Photoneutron production in heavy water reactor fuel lattice from accelerator-driven bremsstrahlung
The coupling of low-energy electron linear accelerators (eLINACs) to a large heavy water reactor is proposed to create an accelerator-driven photoneutron source (ADS). Photoneutron yields of 1012 pn/s per kW of beam power can be achieved in the ADS-CANDU concept where the wide fuel channel spacing of heavy water reactors represents a near-optimal geometry for conversion of accelerator-driven bremsstrahlung into photoneutrons in the heavy water moderator with minimal parasitic attenuation of photons in the fuel channels. Twenty MeV electron beam energy is most efficient at producing photoneutrons despite having the largest fuel channel shielding effect (28% attenuation compared to an infinite heavy water medium). The majority of photoneutrons are produced during source-photon first flights, so the spatial distribution and emission spectra of the ADS in the secondary (γ,n) converter are correlated to the doubly differential angle and energy distribution of the bremsstrahlung emitted from the (e-,γ) converter.
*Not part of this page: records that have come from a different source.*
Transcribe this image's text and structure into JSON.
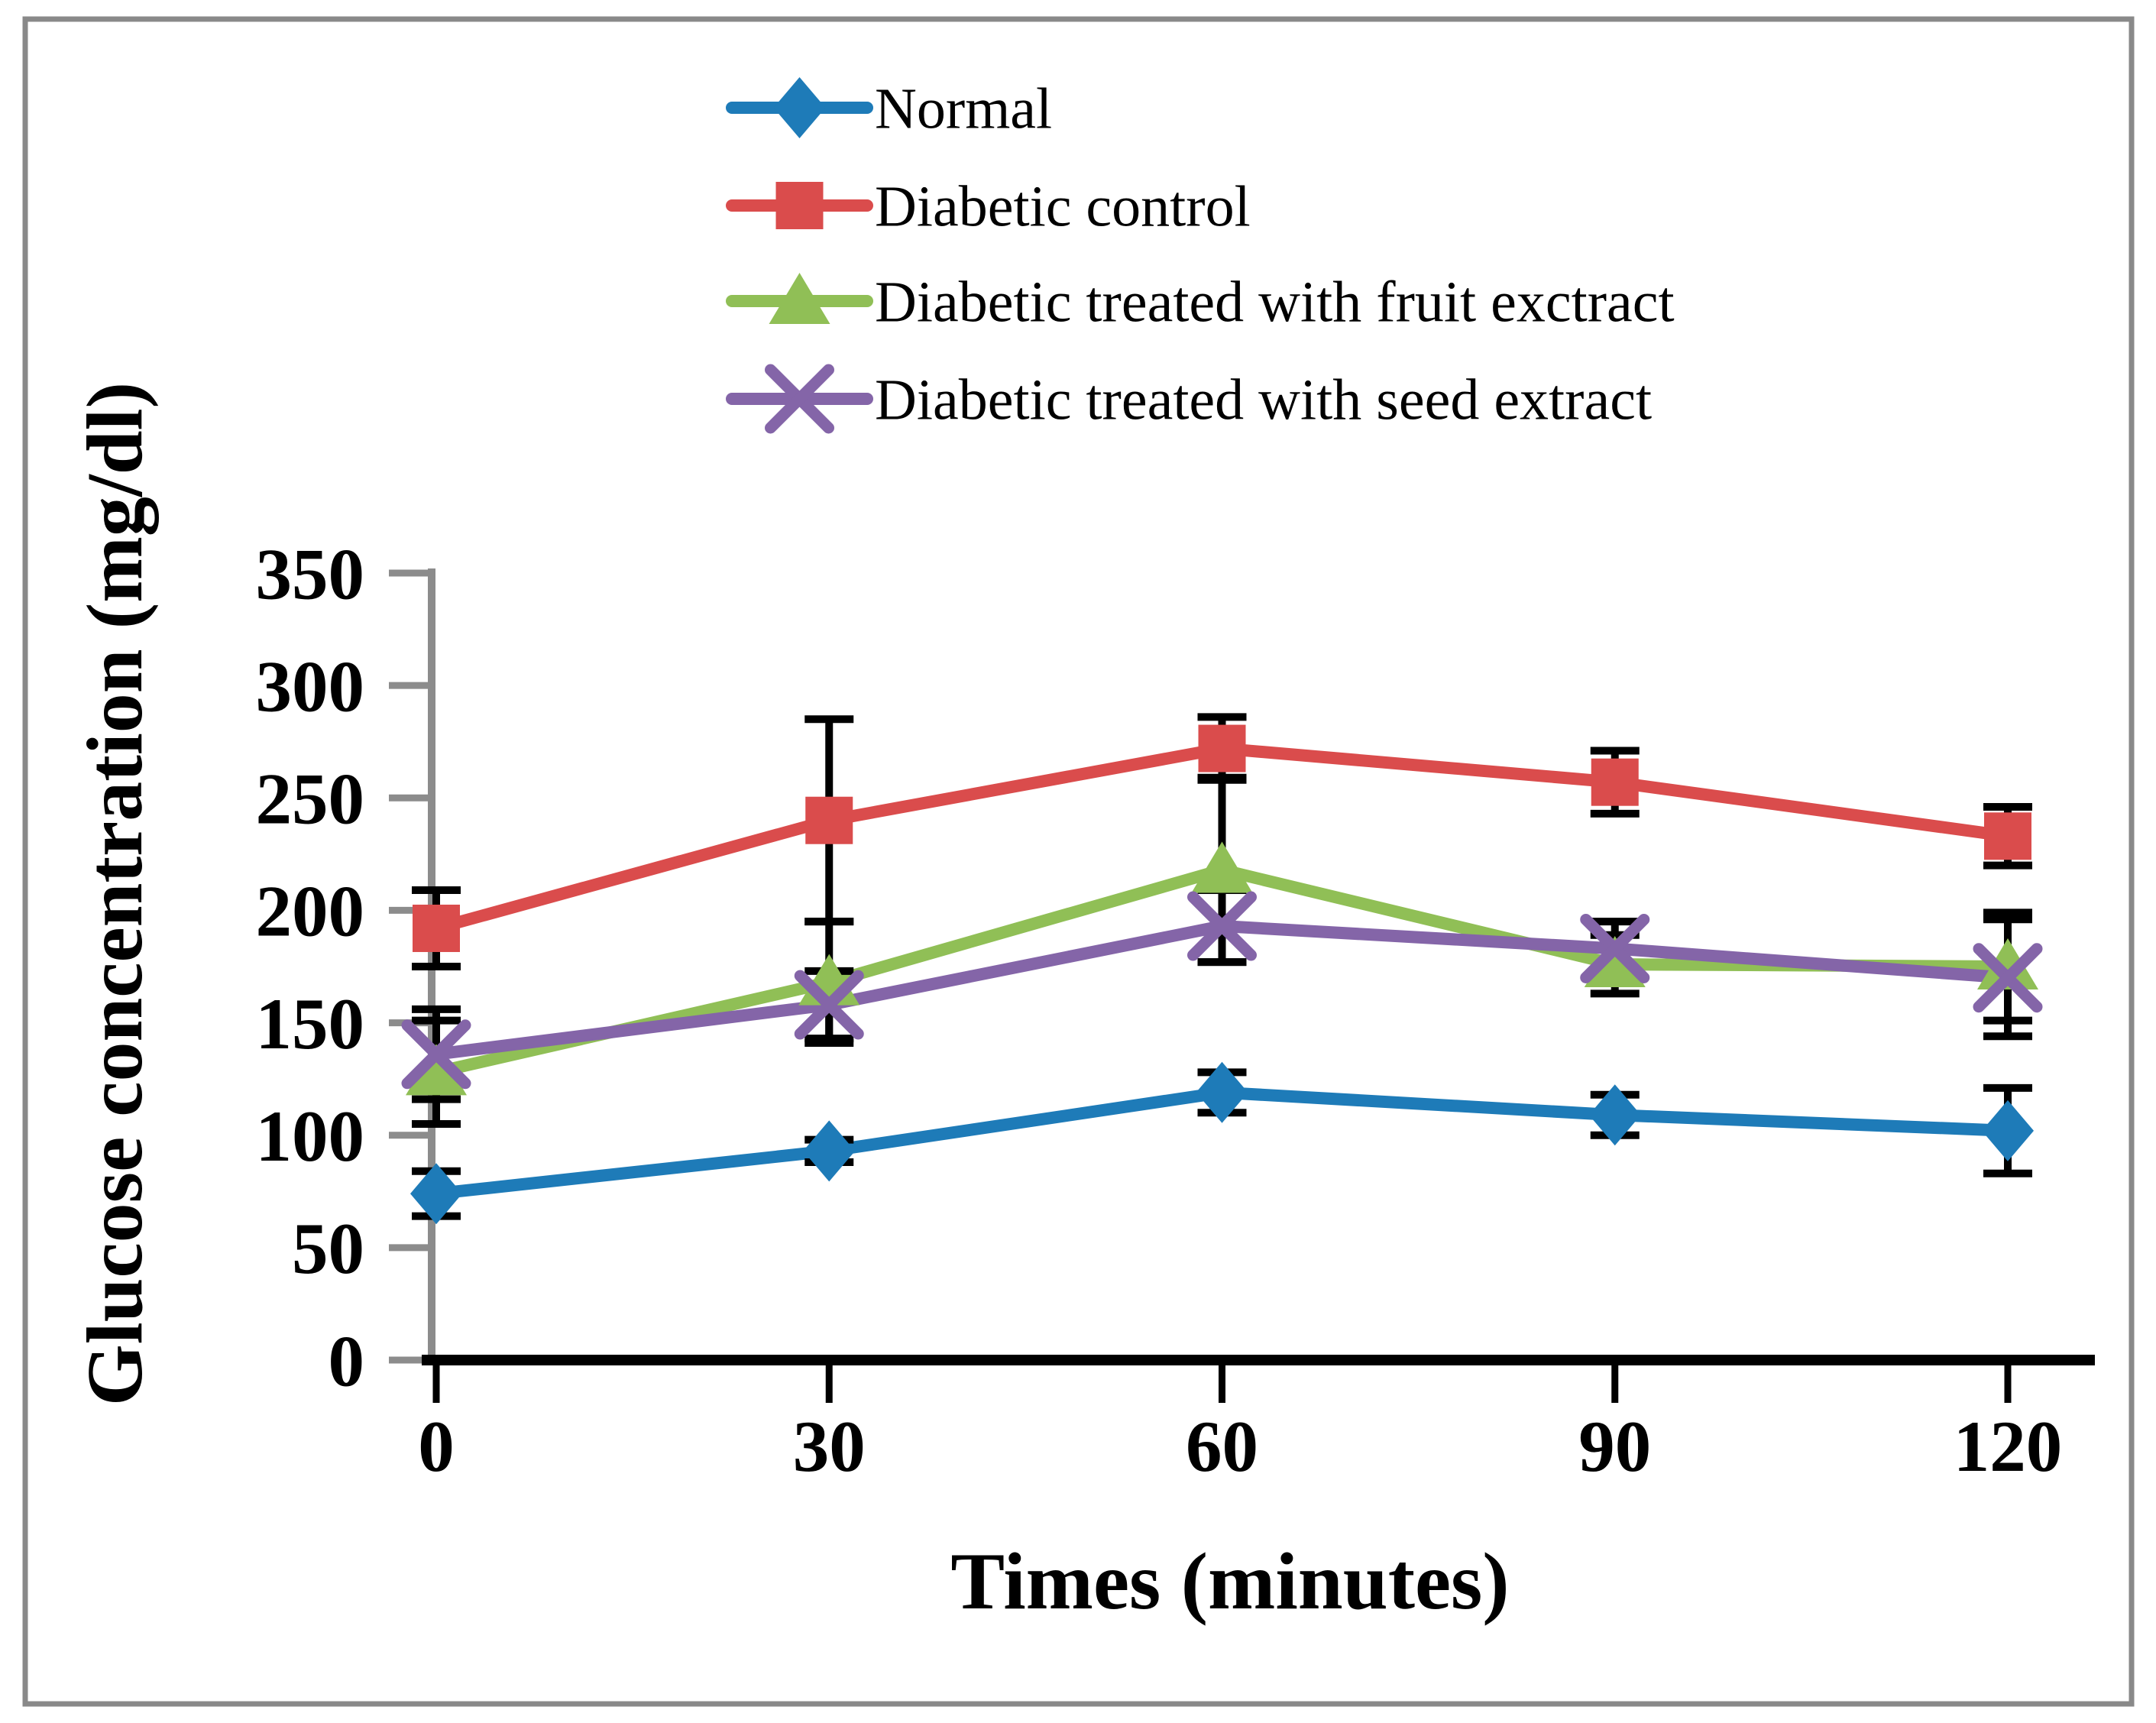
{
  "chart_data": {
    "type": "line",
    "title": "",
    "xlabel": "Times (minutes)",
    "ylabel": "Glucose concentration (mg/dl)",
    "x": [
      0,
      30,
      60,
      90,
      120
    ],
    "x_tick_labels": [
      "0",
      "30",
      "60",
      "90",
      "120"
    ],
    "y_ticks": [
      0,
      50,
      100,
      150,
      200,
      250,
      300,
      350
    ],
    "ylim": [
      0,
      350
    ],
    "xlim": [
      0,
      120
    ],
    "grid": false,
    "legend_position": "top-center",
    "series": [
      {
        "name": "Normal",
        "marker": "diamond",
        "color": "#1E7BB8",
        "values": [
          74,
          93,
          119,
          109,
          102
        ],
        "error": [
          10,
          5,
          9,
          9,
          19
        ]
      },
      {
        "name": "Diabetic control",
        "marker": "square",
        "color": "#DA4C4C",
        "values": [
          192,
          240,
          272,
          257,
          233
        ],
        "error": [
          17,
          45,
          14,
          14,
          13
        ]
      },
      {
        "name": "Diabetic treated with fruit exctract",
        "marker": "triangle",
        "color": "#90BF56",
        "values": [
          128,
          168,
          218,
          176,
          175
        ],
        "error": [
          23,
          27,
          41,
          13,
          24
        ]
      },
      {
        "name": "Diabetic treated with seed extract",
        "marker": "x-cross",
        "color": "#8465A8",
        "values": [
          136,
          158,
          193,
          183,
          170
        ],
        "error": [
          20,
          15,
          16,
          12,
          26
        ]
      }
    ],
    "error_bar_color": "#000000",
    "y_axis_color": "#8C8C8C",
    "x_axis_color": "#000000",
    "figure_border_color": "#898989",
    "background": "#FFFFFF"
  }
}
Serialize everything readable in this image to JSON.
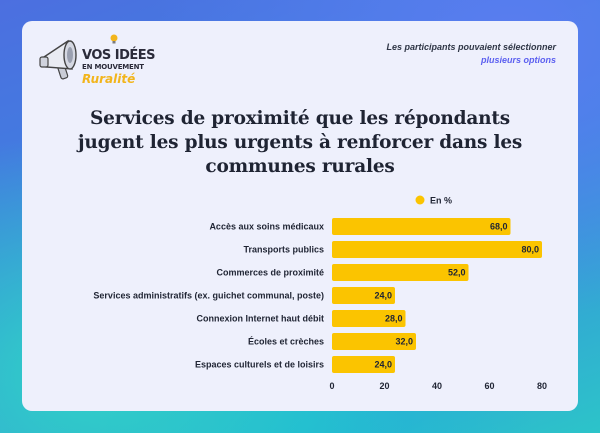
{
  "header": {
    "logo_line1": "VOS IDÉES",
    "logo_line2": "EN MOUVEMENT",
    "logo_line3": "Ruralité",
    "note_prefix": "Les participants pouvaient sélectionner",
    "note_highlight": "plusieurs options"
  },
  "colors": {
    "bar": "#fbc400",
    "text": "#1f2433",
    "highlight": "#5b5ff0",
    "card": "#eef0fc"
  },
  "chart_data": {
    "type": "bar",
    "orientation": "horizontal",
    "title": "Services de proximité que les répondants jugent les plus urgents à renforcer dans les communes rurales",
    "legend": {
      "label": "En %",
      "position": "top-right"
    },
    "categories": [
      "Accès aux soins médicaux",
      "Transports publics",
      "Commerces de proximité",
      "Services administratifs (ex. guichet communal, poste)",
      "Connexion Internet haut débit",
      "Écoles et crèches",
      "Espaces culturels et de loisirs"
    ],
    "values": [
      68.0,
      80.0,
      52.0,
      24.0,
      28.0,
      32.0,
      24.0
    ],
    "value_labels": [
      "68,0",
      "80,0",
      "52,0",
      "24,0",
      "28,0",
      "32,0",
      "24,0"
    ],
    "xlim": [
      0,
      80
    ],
    "xticks": [
      "0",
      "20",
      "40",
      "60",
      "80"
    ]
  }
}
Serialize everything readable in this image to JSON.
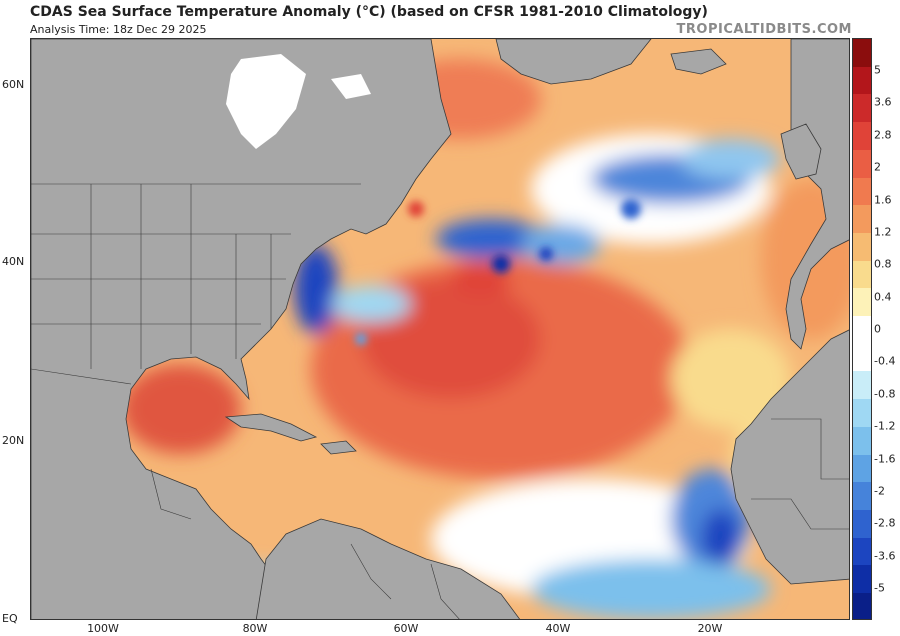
{
  "header": {
    "title": "CDAS Sea Surface Temperature Anomaly (°C) (based on CFSR 1981-2010 Climatology)",
    "analysis_time": "Analysis Time: 18z Dec 29 2025",
    "credit": "TROPICALTIDBITS.COM"
  },
  "axes": {
    "lat_labels": [
      "60N",
      "40N",
      "20N",
      "EQ"
    ],
    "lon_labels": [
      "100W",
      "80W",
      "60W",
      "40W",
      "20W"
    ]
  },
  "colorbar": {
    "labels": [
      "5",
      "3.6",
      "2.8",
      "2",
      "1.6",
      "1.2",
      "0.8",
      "0.4",
      "0",
      "-0.4",
      "-0.8",
      "-1.2",
      "-1.6",
      "-2",
      "-2.8",
      "-3.6",
      "-5"
    ],
    "colors": [
      "#8b0d0d",
      "#b3161b",
      "#cc2a2a",
      "#e04338",
      "#ea5e44",
      "#f07a4f",
      "#f39a5d",
      "#f6bb72",
      "#f9db8d",
      "#fdf2b8",
      "#ffffff",
      "#ffffff",
      "#c9edf8",
      "#9fd8f3",
      "#7cc0ec",
      "#5ea3e4",
      "#4683da",
      "#2f63cf",
      "#1c45c0",
      "#0e2ea6",
      "#0a1f88"
    ]
  }
}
Compton-scattered photons and tertiary bremsstrahlung originating from the electron–positron pair and recoil electron secondary particles are important contributors to the photoneutron yield of higher energy eLINACs systems. Photonuclear data for the deuterium photoneutron reaction cross section and secondary electron transport and tertiary bremsstrahlung production physics implemented in Monte-Carlo radiation transport codes can dominate ADS simulation results and are the same magnitude as the physical phenomena such as the fuel channel shielding effect.